SCOTCH PLAINS, NJ-- The Disease to Please is a learned behavior that occurs when we take care of others’ needs at our own expense. If you are this type, you do too much, too often for others, almost never say “no” rarely delegate, and inevitably become over committed. These self-defeating patterns take a toll on your health and on your relationships. It is driven by the excessive need for other’s approval. Rather than being inner oriented, you are other oriented …. seeking outside approval in order to feel whole.
We put too much emphasis on “what will other people think” if we do not go above and beyond. Our behavior is dictated by what we think others want or expect. We are afraid that we will disappoint others and therefore continue to say “yes” when we really mean to say “no”. This behavior can be exhausting and it most definitely depletes us. We become overwhelmed, over worked, stressed and resentful. Additionally, as we are busy focusing on pleasing others, we are in the process of losing ourselves. We are no longer true to self and cannot distinguish our feelings from others. We feel whatever others feel. If they are sad or upset, we become sad and upset. We begin to lose our own identity. My feelings are your feelings, my thoughts are your thoughts, and I behave the way I think you want me to.
So what’s behind this disease to please and concern for what will other people think? When we are other oriented we are seeking approval and validation from others so that we can feel better about ourselves.

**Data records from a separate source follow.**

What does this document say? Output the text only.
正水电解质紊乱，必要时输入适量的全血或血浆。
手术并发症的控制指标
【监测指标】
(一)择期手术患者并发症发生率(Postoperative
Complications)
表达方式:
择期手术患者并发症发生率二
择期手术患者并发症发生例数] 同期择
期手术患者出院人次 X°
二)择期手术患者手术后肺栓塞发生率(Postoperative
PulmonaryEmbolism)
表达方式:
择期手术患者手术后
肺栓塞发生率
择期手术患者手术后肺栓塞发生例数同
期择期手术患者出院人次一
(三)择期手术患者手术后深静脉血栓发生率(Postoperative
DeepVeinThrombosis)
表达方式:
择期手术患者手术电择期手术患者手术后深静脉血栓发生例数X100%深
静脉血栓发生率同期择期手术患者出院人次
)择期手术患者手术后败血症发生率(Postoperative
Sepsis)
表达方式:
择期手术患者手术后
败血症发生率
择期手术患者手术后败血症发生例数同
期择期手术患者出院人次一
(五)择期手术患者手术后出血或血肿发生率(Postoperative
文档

It’s a behavior we learned in childhood. Your avoidance of “no” may be linked to the self-esteem you think you derive from others. And so we live our lives according to the expectations of others. We begin to measure our worthiness by the type of car we drive, home we live in, how we dress, type of job we have and how nice and accommodating we are to others as a disguise for what’s really going on inside us; our fear of being authentic with all our imperfections. We seek validation from others to let us know that we are okay. Without them, we do not know.
Learn to think in a positive way about yourself. You do not need anyone else to acknowledge or validate your decisions or life’s choices. It’s important to redirect your thoughts and actions back on you and not others. We are fearful to disappoint others because we fear they will abandon us, not like us, etc. However, if your relationship is based on how much you do for someone, it’s time to re-evaluate that relationship.
- Be aware of your thoughts and emotions;
- Stop comparing yourself to others;
- Develop a better sense of self-worth;
- Delay saying yes to everything … buy some time;
- Saying “yes” when you want to say “no” should make you feel guilty – not the other way around;
- You must treat yourself as well as you would treat other people.
People love to talk, tell stories and often people love to talk about other people. A great woman by the name of Eleanor Roosevelt said “Great minds discuss ideas; average minds discuss events, small minds discuss people“. Her famous quote: “What other people think of you, is none of your business.”
Begin to free yourself from the approval seeking behaviors and do what you want, say no when you want, wear what you want, drive what you want and know that you do not owe anyone an explanation!